I am convinced that the Giant Panda, arguably the cutest animal on the planet, acts naïve, plays stupid and stumbles like a clumsy oaf on purpose. Here’s why. Other animals have distinctive means of ensuring survival in the true fashion Darwin conjectured when he went to Galapagos. Some animals shoot poison, others hold their breath for 30 minutes to an hour, some use tools and there’s the panda.
Pandas have to eat 80% of the time because their digestive system cannot efficiently absorb the bamboo they eat. They aren’t good at hiding, they aren’t really aggressive, and they don’t have powerful jaws that can snap a predator in half. Pandas suffer from low birth rates, high cub mortality, have been poached and are very vulnerable when they lose their food supply. This combination of factors has placed the panda on the brink of extinction and on the list of species that do not fit Darwin’s Survival Theory. They are extremely cute though. So in my opinion, the panda’s means to ensure survival is the compassion of a superior species, the human being. That’s why when they act cute and stupid people just love them; they love them so much they’d do anything to protect them.
China has taken the lead on panda conservation the world over and has used the panda’s allure as a means of raise funding for their efforts. The country, which has a monopoly in panda habitation, has decreed that all pandas are the property of the People’s Republic of China. After declaring this, which no one really contested because they have no pandas of their own, China then began a program of panda diplomacy by renting these pandas to other countries’ sanctuaries and zoos. The aim of the campaign is to promote awareness of the panda, bring joy to the people who see the pandas and of course, to showcase China’s greatness as the Middle Kingdom. The cost of leasing a panda is a whopping $1,000,000 per year payable to the Wildlife Conservation Association of China. In addition to this, whenever a panda cub is born, he or she is also considered property of the PROC and thus subject to panda rent.
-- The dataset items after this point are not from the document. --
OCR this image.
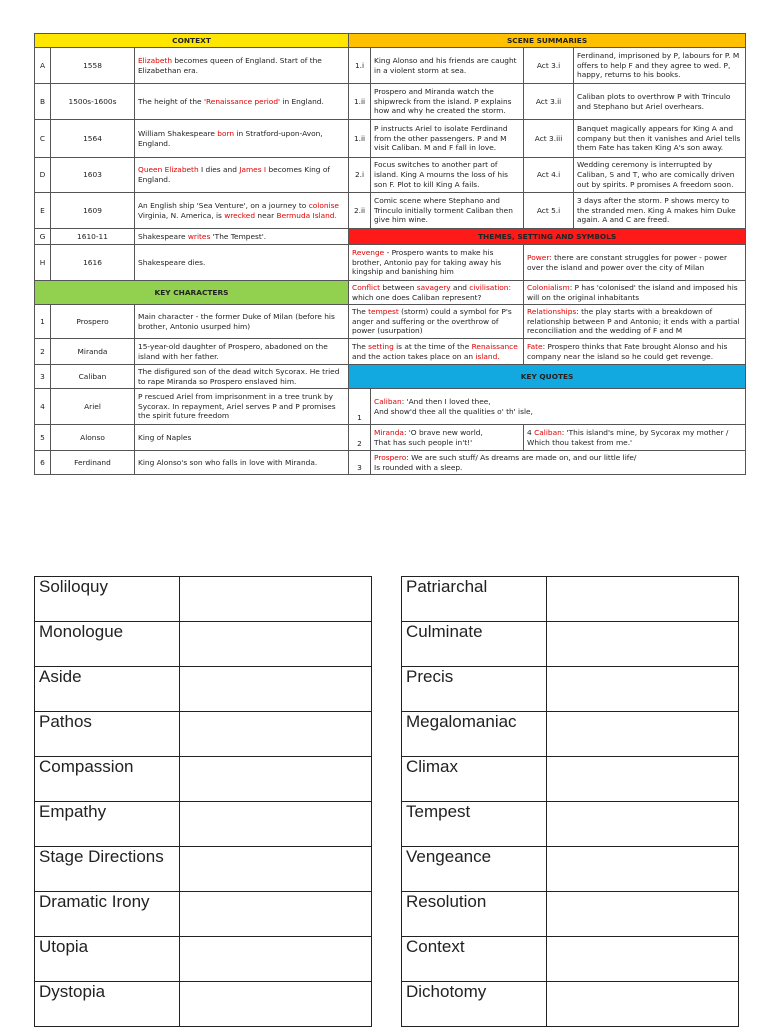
CONTEXT			SCENE SUMMARIES			
A	1558	Elizabeth becomes queen of England. Start of the Elizabethan era.	1.i	King Alonso and his friends are caught in a violent storm at sea.	Act 3.i	Ferdinand, imprisoned by P, labours for P. M offers to help F and they agree to wed. P, happy, returns to his books.
B	1500s-1600s	The height of the 'Renaissance period' in England.	1.ii	Prospero and Miranda watch the shipwreck from the island. P explains how and why he created the storm.	Act 3.ii	Caliban plots to overthrow P with Trinculo and Stephano but Ariel overhears.
C	1564	William Shakespeare born in Stratford-upon-Avon, England.	1.ii	P instructs Ariel to isolate Ferdinand from the other passengers. P and M visit Caliban. M and F fall in love.	Act 3.iii	Banquet magically appears for King A and company but then it vanishes and Ariel tells them Fate has taken King A's son away.
D	1603	Queen Elizabeth I dies and James I becomes King of England.	2.i	Focus switches to another part of island. King A mourns the loss of his son F. Plot to kill King A fails.	Act 4.i	Wedding ceremony is interrupted by Caliban, S and T, who are comically driven out by spirits. P promises A freedom soon.
E	1609	An English ship 'Sea Venture', on a journey to colonise Virginia, N. America, is wrecked near Bermuda Island.	2.ii	Comic scene where Stephano and Trinculo initially torment Caliban then give him wine.	Act 5.i	3 days after the storm. P shows mercy to the stranded men. King A makes him Duke again. A and C are freed.
G	1610-11	Shakespeare writes 'The Tempest'.	THEMES, SETTING AND SYMBOLS			
H	1616	Shakespeare dies.	Revenge - Prospero wants to make his brother, Antonio pay for taking away his kingship and banishing him		Power: there are constant struggles for power - power over the island and power over the city of Milan	
KEY CHARACTERS			Conflict between savagery and civilisation: which one does Caliban represent?		Colonialism: P has 'colonised' the island and imposed his will on the original inhabitants	
1	Prospero	Main character - the former Duke of Milan (before his brother, Antonio usurped him)	The tempest (storm) could a symbol for P's anger and suffering or the overthrow of power (usurpation)		Relationships: the play starts with a breakdown of relationship between P and Antonio; it ends with a partial reconciliation and the wedding of F and M	
2	Miranda	15-year-old daughter of Prospero, abadoned on the island with her father.	The setting is at the time of the Renaissance and the action takes place on an island.		Fate: Prospero thinks that Fate brought Alonso and his company near the island so he could get revenge.	
3	Caliban	The disfigured son of the dead witch Sycorax. He tried to rape Miranda so Prospero enslaved him.	KEY QUOTES			
4	Ariel	P rescued Ariel from imprisonment in a tree trunk by Sycorax. In repayment, Ariel serves P and P promises the spirit future freedom	1	Caliban: 'And then I loved thee,
And show'd thee all the qualities o' th' isle,		
5	Alonso	King of Naples	2	Miranda: 'O brave new world,
That has such people in't!'	4 Caliban: 'This island's mine, by Sycorax my mother /
Which thou takest from me.'	
6	Ferdinand	King Alonso's son who falls in love with Miranda.	3	Prospero: We are such stuff/ As dreams are made on, and our little life/
Is rounded with a sleep.		
Soliloquy	
Monologue	
Aside	
Pathos	
Compassion	
Empathy	
Stage Directions	
Dramatic Irony	
Utopia	
Dystopia	
Patriarchal	
Culminate	
Precis	
Megalomaniac	
Climax	
Tempest	
Vengeance	
Resolution	
Context	
Dichotomy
This program has been very effective in helping out the pandas. Several panda sanctuaries all over the world have taken the steps necessary to normalize the dwindling panda population that is estimated at 2,500 in the wild. Aside from the panda diplomacy efforts led by China there are also other means to support the propagation. These efforts are a must to ensure our grandchildren know how Kung-Fu Panda really looks like versus wondering if the Good Dinosaur really looked the way he did.
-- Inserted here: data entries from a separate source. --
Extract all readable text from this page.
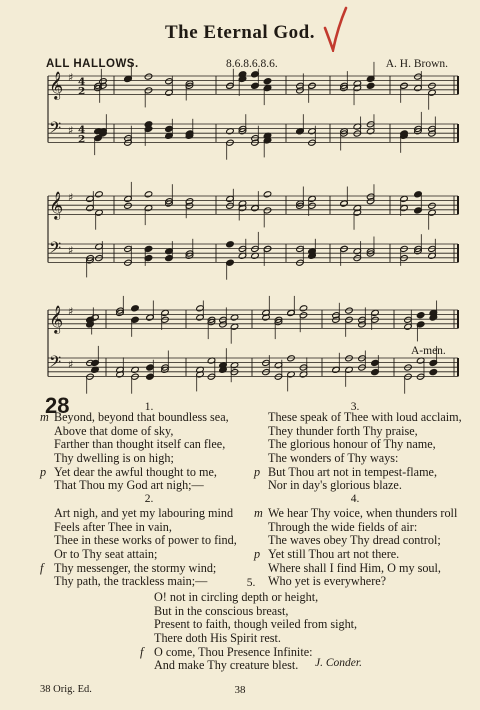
The Eternal God.
ALL HALLOWS.	8.6.8.6.8.6.	A. H. Brown.
𝄞 ♯ 4
2
𝄢 ♯ 4
2
𝄞 ♯
𝄢 ♯
𝄞 ♯
𝄢 ♯
A-men.
28	1.
m Beyond, beyond that boundless sea,
Above that dome of sky,
Farther than thought itself can flee,
Thy dwelling is on high;
p Yet dear the awful thought to me,
That Thou my God art nigh;—
2.
Art nigh, and yet my labouring mind
Feels after Thee in vain,
Thee in these works of power to find,
Or to Thy seat attain;
f Thy messenger, the stormy wind;
Thy path, the trackless main;—
3.
These speak of Thee with loud acclaim,
They thunder forth Thy praise,
The glorious honour of Thy name,
The wonders of Thy ways:
p But Thou art not in tempest-flame,
Nor in day's glorious blaze.
4.
m We hear Thy voice, when thunders roll
Through the wide fields of air:
The waves obey Thy dread control;
p Yet still Thou art not there.
Where shall I find Him, O my soul,
Who yet is everywhere?
5.
O! not in circling depth or height,
But in the conscious breast,
Present to faith, though veiled from sight,
There doth His Spirit rest.
f O come, Thou Presence Infinite:
And make Thy creature blest.	J. Conder.
38 Orig. Ed.	38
Aside from patronizing the panda exhibits and taking that step of volunteering to take care of a panda (the list is actually a really long one and is screened very diligently), you can also opt to purchase from brands that support endangered animals. A startup I created called Endangered Apparel has taken this bold step. We have an entire line of clothing that includes a Panda Shirt line. These shirts composed of panda polo styles and different panda clothing are designed in a very classy fashion. On top of that, 20% of the profit goes to saving the panda by contributing to our very own Smithsonian National Zoological Park, which has a Giant Panda Conservation effort in place. The Smithsonian includes 18 museums, galleries and of course the National Zoo in our nation’s capital.
Let’s do our best to keep the pandas alive for many years to come. We need to share the cuteness for our posterity.